Übrigens sollte laut Bertha von Suttners Beitrag in dem Buch der absolute globale Völkerfrieden bereits eingetreten sein. Jetzt aber schnell.

Ghost In The Shell (1989)

Obwohl man wahrscheinlich eher mit dem Anime-Film vertraut ist, begann Ghost in the Shell als ein Manga. Nicht unähnlich zu dem Los Angeles in Blade Runner weist auch das fiktive New Port City – oder auch "Niihama" – unglaublichen Detailreichtum in seiner visuellen Darstellung auf. Auch hier regieren gigantische, animierte Werbeschilder und unpersönliche Hochhäuser das Stadtbild. Millionen Bewohner pulsieren durch abbruchreife Industriegebiete und Ghetto-Viertel, in denen sich Elektro-Müll auftürmt. Die Stadt scheint auf den ersten Blick gar nicht so futuristisch fremd und kontrastiert somit umso mehr die Hypermodernität der Militärlabore und Regierungseinrichtungen. Wir begegnen organisch-anmutenden Maschinen mit pulsierenden Mikrochips, blutender Hydraulik und tausenden Kabeln und Schläuchen wie Nervensystemen.

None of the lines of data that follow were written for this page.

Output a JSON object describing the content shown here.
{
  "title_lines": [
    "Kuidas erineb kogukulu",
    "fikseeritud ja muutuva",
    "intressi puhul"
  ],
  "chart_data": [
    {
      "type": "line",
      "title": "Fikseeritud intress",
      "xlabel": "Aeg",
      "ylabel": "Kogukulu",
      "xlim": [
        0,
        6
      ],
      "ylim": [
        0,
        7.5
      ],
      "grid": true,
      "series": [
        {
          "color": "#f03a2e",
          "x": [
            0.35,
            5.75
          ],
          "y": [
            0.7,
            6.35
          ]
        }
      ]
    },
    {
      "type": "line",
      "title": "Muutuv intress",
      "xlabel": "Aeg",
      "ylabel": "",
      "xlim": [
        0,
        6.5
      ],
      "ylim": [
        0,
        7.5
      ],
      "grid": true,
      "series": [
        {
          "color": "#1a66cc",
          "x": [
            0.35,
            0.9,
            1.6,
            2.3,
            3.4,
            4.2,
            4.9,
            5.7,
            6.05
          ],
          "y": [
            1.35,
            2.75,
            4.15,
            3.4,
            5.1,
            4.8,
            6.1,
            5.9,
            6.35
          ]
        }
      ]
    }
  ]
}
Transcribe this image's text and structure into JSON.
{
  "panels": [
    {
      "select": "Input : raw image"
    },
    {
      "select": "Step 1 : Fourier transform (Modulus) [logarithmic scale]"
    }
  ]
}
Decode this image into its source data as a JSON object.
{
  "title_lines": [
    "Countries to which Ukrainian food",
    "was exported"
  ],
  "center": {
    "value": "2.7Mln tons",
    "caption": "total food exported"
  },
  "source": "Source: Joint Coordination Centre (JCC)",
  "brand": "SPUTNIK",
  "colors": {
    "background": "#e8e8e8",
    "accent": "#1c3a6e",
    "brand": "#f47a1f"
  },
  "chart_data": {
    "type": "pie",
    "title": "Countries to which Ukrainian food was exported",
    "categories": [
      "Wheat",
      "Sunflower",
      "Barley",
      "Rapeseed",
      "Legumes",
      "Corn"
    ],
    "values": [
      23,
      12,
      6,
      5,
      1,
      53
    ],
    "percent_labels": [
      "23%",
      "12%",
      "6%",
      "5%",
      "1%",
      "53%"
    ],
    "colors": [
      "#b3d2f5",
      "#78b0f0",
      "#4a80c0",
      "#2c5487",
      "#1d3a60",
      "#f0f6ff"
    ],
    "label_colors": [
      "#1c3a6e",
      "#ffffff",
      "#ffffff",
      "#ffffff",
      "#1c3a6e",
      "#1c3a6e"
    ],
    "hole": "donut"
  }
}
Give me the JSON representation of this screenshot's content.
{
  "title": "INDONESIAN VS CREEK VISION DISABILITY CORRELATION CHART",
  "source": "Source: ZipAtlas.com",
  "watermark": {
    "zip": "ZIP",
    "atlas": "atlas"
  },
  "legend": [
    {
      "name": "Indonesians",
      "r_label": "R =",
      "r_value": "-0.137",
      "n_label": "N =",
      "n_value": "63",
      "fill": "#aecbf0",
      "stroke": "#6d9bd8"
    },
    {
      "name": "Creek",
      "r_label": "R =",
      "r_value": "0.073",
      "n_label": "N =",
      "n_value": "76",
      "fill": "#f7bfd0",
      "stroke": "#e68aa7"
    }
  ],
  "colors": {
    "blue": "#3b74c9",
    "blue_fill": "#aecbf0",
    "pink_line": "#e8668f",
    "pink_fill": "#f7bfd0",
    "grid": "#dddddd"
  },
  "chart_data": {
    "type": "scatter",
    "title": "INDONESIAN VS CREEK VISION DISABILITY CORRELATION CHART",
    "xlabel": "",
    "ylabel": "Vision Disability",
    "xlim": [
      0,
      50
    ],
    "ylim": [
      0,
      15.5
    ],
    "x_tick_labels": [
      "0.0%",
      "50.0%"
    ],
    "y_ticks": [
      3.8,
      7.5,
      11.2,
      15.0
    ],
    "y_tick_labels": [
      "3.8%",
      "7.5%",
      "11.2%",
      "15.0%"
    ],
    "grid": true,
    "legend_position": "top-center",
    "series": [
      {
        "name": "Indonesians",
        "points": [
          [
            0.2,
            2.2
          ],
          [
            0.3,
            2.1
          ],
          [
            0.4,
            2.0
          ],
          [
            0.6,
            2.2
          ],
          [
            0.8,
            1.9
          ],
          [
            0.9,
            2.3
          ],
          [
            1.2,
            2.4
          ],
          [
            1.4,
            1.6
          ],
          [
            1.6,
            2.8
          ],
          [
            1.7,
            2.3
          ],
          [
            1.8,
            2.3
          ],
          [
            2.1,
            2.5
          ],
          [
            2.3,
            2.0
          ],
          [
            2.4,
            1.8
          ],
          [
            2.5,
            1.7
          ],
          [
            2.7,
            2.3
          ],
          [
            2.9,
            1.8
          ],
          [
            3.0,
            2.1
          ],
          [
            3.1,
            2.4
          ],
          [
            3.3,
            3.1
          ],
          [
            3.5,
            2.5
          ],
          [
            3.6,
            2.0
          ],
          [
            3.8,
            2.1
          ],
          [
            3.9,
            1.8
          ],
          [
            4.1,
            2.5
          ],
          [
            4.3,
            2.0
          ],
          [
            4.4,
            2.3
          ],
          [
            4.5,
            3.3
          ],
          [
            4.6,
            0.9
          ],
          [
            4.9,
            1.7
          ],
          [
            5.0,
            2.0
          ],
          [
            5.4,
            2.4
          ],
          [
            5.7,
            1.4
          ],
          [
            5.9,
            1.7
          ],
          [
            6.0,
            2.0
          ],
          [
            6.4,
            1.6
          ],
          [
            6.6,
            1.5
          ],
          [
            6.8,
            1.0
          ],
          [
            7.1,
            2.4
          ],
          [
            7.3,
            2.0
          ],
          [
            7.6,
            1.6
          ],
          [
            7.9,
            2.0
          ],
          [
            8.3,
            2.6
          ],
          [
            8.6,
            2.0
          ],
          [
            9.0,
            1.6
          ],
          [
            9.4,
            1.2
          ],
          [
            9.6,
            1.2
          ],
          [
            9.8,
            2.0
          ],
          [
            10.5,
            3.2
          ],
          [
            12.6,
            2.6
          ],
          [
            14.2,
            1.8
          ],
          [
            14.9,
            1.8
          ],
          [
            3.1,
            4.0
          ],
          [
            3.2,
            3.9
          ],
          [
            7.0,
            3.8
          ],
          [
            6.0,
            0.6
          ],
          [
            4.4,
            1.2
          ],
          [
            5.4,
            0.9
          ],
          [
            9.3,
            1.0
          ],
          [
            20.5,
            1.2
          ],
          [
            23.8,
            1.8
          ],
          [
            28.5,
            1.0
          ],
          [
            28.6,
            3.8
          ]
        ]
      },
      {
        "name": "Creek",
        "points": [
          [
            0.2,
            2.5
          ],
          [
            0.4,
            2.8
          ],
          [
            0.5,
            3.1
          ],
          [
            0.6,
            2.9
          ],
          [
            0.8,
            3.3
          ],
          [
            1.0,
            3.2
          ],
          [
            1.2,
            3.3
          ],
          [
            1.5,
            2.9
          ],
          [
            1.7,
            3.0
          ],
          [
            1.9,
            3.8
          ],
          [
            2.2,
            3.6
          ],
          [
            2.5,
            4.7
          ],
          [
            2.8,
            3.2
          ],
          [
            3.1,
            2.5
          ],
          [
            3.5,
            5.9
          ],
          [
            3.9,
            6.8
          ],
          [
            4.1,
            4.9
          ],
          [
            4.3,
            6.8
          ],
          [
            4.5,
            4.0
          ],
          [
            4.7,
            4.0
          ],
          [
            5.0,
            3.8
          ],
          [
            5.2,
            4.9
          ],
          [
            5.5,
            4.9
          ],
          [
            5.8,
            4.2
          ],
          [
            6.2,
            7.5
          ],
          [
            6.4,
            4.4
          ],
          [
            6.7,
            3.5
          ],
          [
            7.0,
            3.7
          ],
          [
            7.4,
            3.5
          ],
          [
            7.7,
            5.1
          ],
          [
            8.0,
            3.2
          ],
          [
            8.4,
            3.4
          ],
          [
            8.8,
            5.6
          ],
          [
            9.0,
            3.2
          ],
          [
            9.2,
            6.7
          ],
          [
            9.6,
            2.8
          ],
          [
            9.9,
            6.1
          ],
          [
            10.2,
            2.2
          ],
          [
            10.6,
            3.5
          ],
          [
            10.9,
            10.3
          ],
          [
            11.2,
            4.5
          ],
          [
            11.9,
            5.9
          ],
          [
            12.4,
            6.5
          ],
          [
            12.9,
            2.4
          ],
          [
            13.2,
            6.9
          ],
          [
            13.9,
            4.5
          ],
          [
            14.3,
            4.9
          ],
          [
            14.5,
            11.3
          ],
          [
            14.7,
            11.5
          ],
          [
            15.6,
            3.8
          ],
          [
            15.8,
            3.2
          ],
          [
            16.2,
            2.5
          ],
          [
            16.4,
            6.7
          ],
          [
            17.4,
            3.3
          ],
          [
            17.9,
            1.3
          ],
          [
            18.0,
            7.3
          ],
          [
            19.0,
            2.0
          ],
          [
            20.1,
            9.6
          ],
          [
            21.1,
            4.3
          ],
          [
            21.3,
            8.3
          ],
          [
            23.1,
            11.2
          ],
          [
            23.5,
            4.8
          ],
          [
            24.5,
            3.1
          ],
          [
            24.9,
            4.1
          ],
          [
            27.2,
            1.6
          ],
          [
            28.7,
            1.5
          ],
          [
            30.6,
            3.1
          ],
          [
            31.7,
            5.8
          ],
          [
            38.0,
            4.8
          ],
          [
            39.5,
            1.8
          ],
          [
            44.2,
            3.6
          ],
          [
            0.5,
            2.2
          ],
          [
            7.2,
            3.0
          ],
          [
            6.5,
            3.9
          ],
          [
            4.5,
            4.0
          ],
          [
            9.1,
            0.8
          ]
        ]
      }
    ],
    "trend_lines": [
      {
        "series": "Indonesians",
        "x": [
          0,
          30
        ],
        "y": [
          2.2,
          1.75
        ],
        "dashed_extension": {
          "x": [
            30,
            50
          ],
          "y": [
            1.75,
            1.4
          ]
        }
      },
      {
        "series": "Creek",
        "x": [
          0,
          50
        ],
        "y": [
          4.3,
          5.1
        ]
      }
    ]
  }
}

Technologie und Menschlichkeit fusionieren in diesem Film, was teilweise urbane Horrorszenarien erschafft, aber auch die fantastisch-utopische Idee der Singularität.

Mitte des 21. Jahrhunderts entwickelt sich eine Künstliche Intelligenz über das Internet und greift verschiedene, verfeindete Sektoren des enormen asiatischen Stadtstaats an. Eine Polizeieinheit und ihr Chief, die einen Roboterkörper hat, stellen sich bei ihren Ermittlungen ebenso "normalen" Müllmännern in japanischen Hinterhöfen wie auch High Tech-"Panzerspinnen" in abgelegenen Betonruinen. Technologie und Menschlichkeit fusionieren in diesem Film, was teilweise urbane Horrorszenarien erschafft, aber auch die fantastisch-utopische Idee der Singularität. Vielleicht können wir auch bald mit bloßen Gedanken den Fernseher einschalten. Bitte!